The indiginous people of Los Angeles were, interestingly enough, monotheists or something similar when the Spanish showed up. They even had some sort of "Jesus" like figure who is supposed to be buried in some mountain in Arizona or something.
Like YHWH and Hastur, their god has a name which is not to be uttered.
How did this happen? Coincidence? Instinct? Revelation?
Specifically, the Tongva believed in one god, whose sacred name of Qua-o-ar or Chingichngish they rarely uttered. In common speech they would refer to Y-yo-ha-rivg-nain, which translated to The Giver of Life. This supreme being organized the universe and laid it out on the shoulders of seven giants. The Tongva creation story matched that of the Christians in that it concerned a first man and woman, Tobohar and Pabavit, and the fact that Qua-o-ar lived in a heaven-like location, receiving the souls of all who die.
Chingichngish (Chinigchinix, Chinigchinich, Changitchnish, etc.) is the name of an important figure in the mythology of the Luiseño. The Luiseño, or Payomkowishum are a Native American people who at the time of the first contacts with the Spanish in the 16th century inhabited the coastal area of southern California, ranging 50 miles from the southern part of Los Angeles County, California to the northern part of San Diego...
The Tongva are a Native American people who inhabited the area in and around Los Angeles, California, before the arrival of Europeans. Tongva means "people of the earth" in the Tongva language, a language in the Uto-Aztecan family. The Tongva are also sometimes referred to as the Gabrieleño/Tongva...
Chingichngish, also known as Tobet, Saor, and Kwawar, was not the Luiseño creator, nor was he their earliest personified deity. Rather, he was a culture hero.

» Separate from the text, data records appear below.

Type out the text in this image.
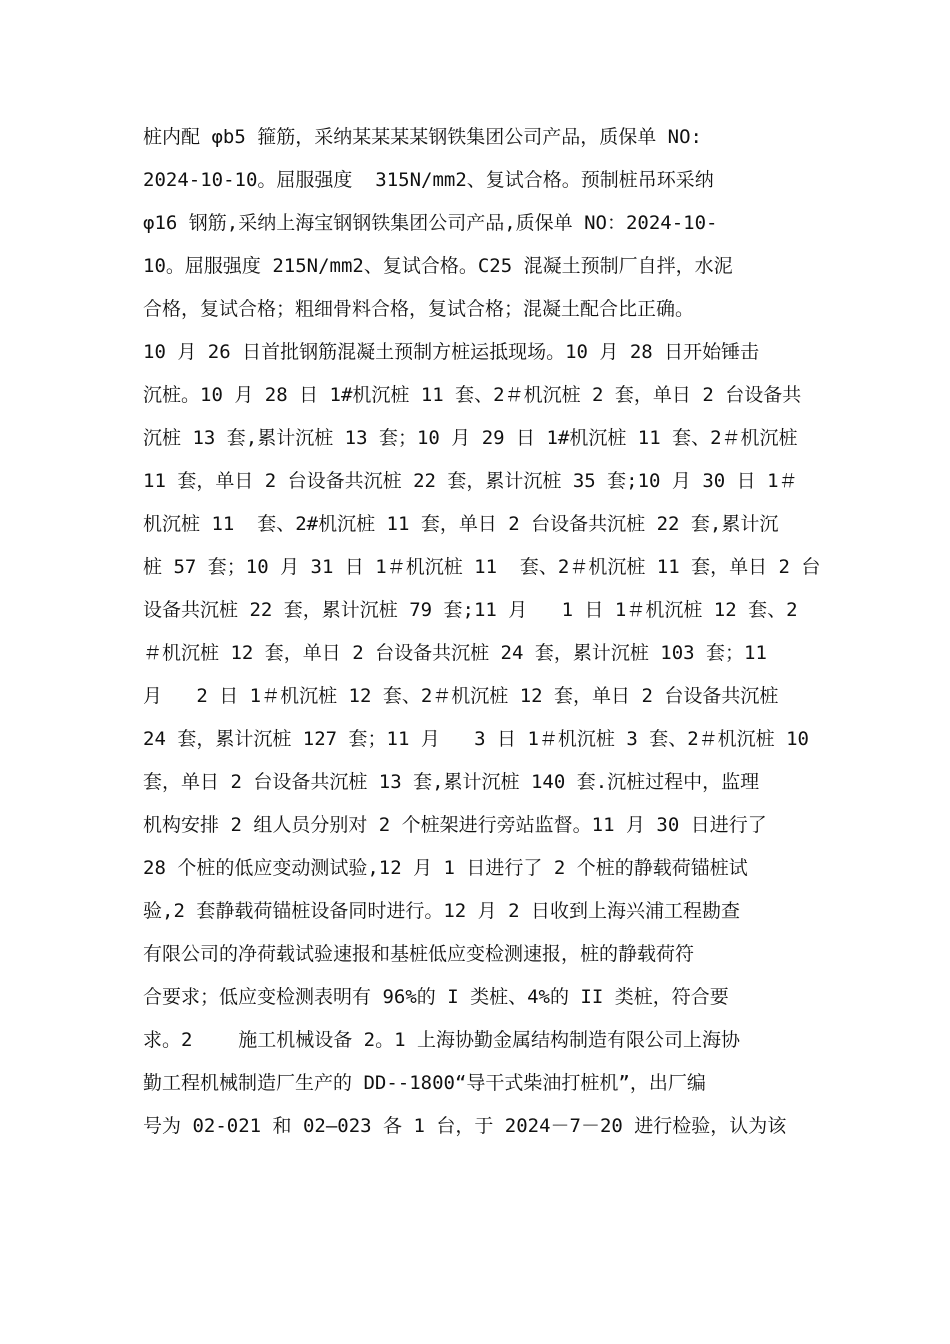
桩内配 φb5 箍筋，采纳某某某某钢铁集团公司产品，质保单 NO:
2024-10-10。屈服强度  315N/mm2、复试合格。预制桩吊环采纳
φ16 钢筋,采纳上海宝钢钢铁集团公司产品,质保单 NO：2024-10-
10。屈服强度 215N/mm2、复试合格。C25 混凝土预制厂自拌，水泥
合格，复试合格；粗细骨料合格，复试合格；混凝土配合比正确。
10 月 26 日首批钢筋混凝土预制方桩运抵现场。10 月 28 日开始锤击
沉桩。10 月 28 日 1#机沉桩 11 套、2＃机沉桩 2 套，单日 2 台设备共
沉桩 13 套,累计沉桩 13 套；10 月 29 日 1#机沉桩 11 套、2＃机沉桩
11 套，单日 2 台设备共沉桩 22 套，累计沉桩 35 套;10 月 30 日 1＃
机沉桩 11  套、2#机沉桩 11 套，单日 2 台设备共沉桩 22 套,累计沉
桩 57 套；10 月 31 日 1＃机沉桩 11  套、2＃机沉桩 11 套，单日 2 台
设备共沉桩 22 套，累计沉桩 79 套;11 月   1 日 1＃机沉桩 12 套、2
＃机沉桩 12 套，单日 2 台设备共沉桩 24 套，累计沉桩 103 套；11
月   2 日 1＃机沉桩 12 套、2＃机沉桩 12 套，单日 2 台设备共沉桩
24 套，累计沉桩 127 套；11 月   3 日 1＃机沉桩 3 套、2＃机沉桩 10
套，单日 2 台设备共沉桩 13 套,累计沉桩 140 套.沉桩过程中，监理
机构安排 2 组人员分别对 2 个桩架进行旁站监督。11 月 30 日进行了
28 个桩的低应变动测试验,12 月 1 日进行了 2 个桩的静载荷锚桩试
验,2 套静载荷锚桩设备同时进行。12 月 2 日收到上海兴浦工程勘查
有限公司的净荷载试验速报和基桩低应变检测速报，桩的静载荷符
合要求；低应变检测表明有 96%的 I 类桩、4%的 II 类桩，符合要
求。2    施工机械设备 2。1 上海协勤金属结构制造有限公司上海协
勤工程机械制造厂生产的 DD--1800“导干式柴油打桩机”，出厂编
号为 02-021 和 02—023 各 1 台，于 2024－7－20 进行检验，认为该
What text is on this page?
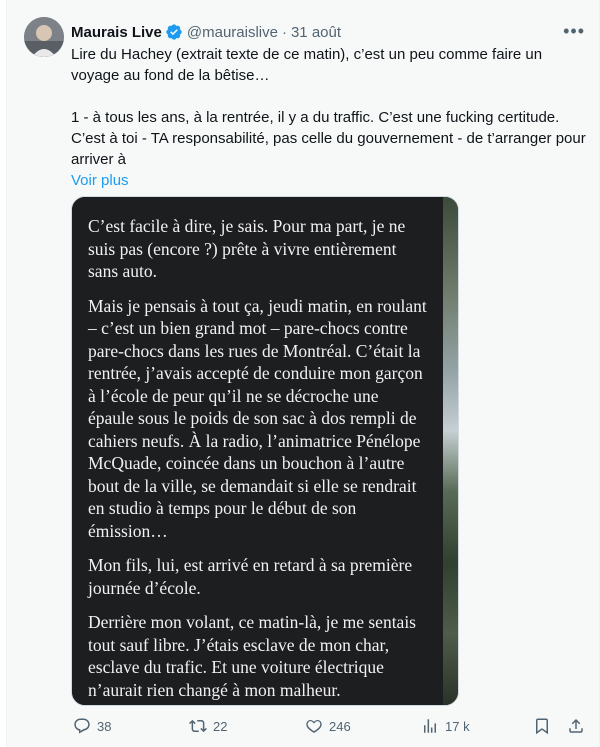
Maurais Live @mauraislive · 31 août	•••

Lire du Hachey (extrait texte de ce matin), c’est un peu comme faire un voyage au fond de la bêtise…

1 - à tous les ans, à la rentrée, il y a du traffic. C’est une fucking certitude. C’est à toi - TA responsabilité, pas celle du gouvernement - de t’arranger pour arriver à

Voir plus

C’est facile à dire, je sais. Pour ma part, je ne suis pas (encore ?) prête à vivre entièrement sans auto.

Mais je pensais à tout ça, jeudi matin, en roulant – c’est un bien grand mot – pare-chocs contre pare-chocs dans les rues de Montréal. C’était la rentrée, j’avais accepté de conduire mon garçon à l’école de peur qu’il ne se décroche une épaule sous le poids de son sac à dos rempli de cahiers neufs. À la radio, l’animatrice Pénélope McQuade, coincée dans un bouchon à l’autre bout de la ville, se demandait si elle se rendrait en studio à temps pour le début de son émission…

Mon fils, lui, est arrivé en retard à sa première journée d’école.

Derrière mon volant, ce matin-là, je me sentais tout sauf libre. J’étais esclave de mon char, esclave du trafic. Et une voiture électrique n’aurait rien changé à mon malheur.

38	22	246	17 k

A culture hero is a mythological hero specific to some group who changes the world through invention or discovery. A typical culture hero might be credited as the discoverer of fire, or agriculture, songs, tradition and religion, and is usually the most important legendary figure of a people...a figure who made humans and established some elements of their lifeways. The claim that traditional Luiseño religion was monotheistic is without foundation. However, some Indians suggested that Chingichngish could be identified with Christ.